- Film poster
- Directed by: James Franco
- Written by: James Franco Merriwether Williams
- Produced by: Vince Joviette Stephen Kayo David Klein Zak Knutson
- Starring: James Franco Brian Lally
- Cinematography: David Klein
- Edited by: Scott Mosier
- Music by: Erich Stratmann
- Production company: Rabbit Bandini Productions
- Distributed by: TLA Releasing
- Release date: June 16, 2005;
- Running time: 92 minutes
- Country: United States
- Language: English

= The Ape (2005 film) =

The Ape is a 2005 American comedy film written, starring, executive produced, and directed by James Franco in his directorial debut.

== Plot ==
Human resources drone and put-upon family man Harry imagines he could be the next Dostoyevsky if he could just get a little peace and quiet. When he moves out of his family home and into his own apartment to craft his masterpiece, his solitude is broken by an unexpected roommate, a foul-mouthed, Hawaiian shirt-wearing Gorilla.

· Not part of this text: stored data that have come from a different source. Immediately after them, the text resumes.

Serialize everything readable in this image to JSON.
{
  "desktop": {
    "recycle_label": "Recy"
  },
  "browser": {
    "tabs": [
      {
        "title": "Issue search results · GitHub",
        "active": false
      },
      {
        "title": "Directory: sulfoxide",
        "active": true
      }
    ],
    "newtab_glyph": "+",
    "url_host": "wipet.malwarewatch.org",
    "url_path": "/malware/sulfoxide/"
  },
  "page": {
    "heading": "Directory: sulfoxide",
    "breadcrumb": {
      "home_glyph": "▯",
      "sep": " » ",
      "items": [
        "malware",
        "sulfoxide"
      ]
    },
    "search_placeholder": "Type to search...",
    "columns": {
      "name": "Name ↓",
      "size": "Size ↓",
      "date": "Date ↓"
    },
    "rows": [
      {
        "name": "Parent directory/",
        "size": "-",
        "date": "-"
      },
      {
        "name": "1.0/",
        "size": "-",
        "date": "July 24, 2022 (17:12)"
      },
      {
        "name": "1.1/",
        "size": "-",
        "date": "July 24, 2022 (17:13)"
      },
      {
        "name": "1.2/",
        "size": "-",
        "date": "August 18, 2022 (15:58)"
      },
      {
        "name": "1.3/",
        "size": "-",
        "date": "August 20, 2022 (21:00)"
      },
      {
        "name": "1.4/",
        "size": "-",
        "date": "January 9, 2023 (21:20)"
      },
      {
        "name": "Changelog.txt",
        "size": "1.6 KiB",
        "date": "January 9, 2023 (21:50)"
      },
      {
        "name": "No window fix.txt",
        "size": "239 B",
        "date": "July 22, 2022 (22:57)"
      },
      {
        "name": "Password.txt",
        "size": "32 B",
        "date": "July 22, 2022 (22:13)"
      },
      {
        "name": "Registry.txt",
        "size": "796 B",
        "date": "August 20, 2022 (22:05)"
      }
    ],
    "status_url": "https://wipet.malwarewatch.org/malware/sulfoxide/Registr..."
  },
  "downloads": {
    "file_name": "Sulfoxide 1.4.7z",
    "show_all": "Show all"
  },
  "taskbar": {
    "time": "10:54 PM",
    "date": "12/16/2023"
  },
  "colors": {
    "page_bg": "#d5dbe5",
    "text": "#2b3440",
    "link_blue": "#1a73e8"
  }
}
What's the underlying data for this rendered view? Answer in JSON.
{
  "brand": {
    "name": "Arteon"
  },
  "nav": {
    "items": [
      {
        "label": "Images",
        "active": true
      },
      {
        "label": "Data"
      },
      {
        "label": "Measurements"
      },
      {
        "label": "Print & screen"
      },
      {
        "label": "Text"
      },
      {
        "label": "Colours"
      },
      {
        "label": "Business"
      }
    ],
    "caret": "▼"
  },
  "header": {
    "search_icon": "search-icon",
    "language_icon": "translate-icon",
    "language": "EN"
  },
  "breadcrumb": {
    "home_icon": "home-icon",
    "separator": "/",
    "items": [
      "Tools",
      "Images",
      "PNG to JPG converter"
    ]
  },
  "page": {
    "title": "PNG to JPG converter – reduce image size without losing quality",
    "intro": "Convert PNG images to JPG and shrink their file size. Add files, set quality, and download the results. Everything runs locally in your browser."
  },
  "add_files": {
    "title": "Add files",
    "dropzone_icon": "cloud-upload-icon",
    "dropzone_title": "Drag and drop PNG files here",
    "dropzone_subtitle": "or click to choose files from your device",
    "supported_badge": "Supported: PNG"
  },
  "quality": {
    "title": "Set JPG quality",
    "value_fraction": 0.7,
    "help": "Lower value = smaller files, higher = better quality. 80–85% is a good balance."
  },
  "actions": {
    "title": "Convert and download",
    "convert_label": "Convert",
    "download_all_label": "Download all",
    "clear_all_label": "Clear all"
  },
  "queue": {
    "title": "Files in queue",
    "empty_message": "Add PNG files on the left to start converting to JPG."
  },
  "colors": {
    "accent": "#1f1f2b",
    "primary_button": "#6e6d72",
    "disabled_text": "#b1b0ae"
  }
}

The ape harasses Harry constantly, sharing his opinions on life, love and animal magnetism. He inspires Harry to embrace his own most carnal and base impulses. This leads to trouble at the office where Harry embarks on an ill-advised affair with his high-strung boss and makes questionable decisions during a big presentation. Back at their apartment, Harry and the ape grow closer, but it's not clear that their relationship is helping Harry's writing. His short story is rejected by the New Yorker magazine, and Harry finds himself increasingly cut off from the world outside. When he attacks the ape for ruining his life, the ape strangles him to death.

==Cast==
- James Franco as Harry Walker
- Brian Lally as The Ape
- Allison Bibicoff as Cathy
- Stacey Miller as Beth
- Vince Jolivette as Steve
- Nori Jill Phillips as Judy
- Danny Molina as Raoul
- David Markey as Flies With Eagles

== Release ==
The film was released in the United States on June 18, 2005.

==Critical response==
Variety called the film "self-indulgent."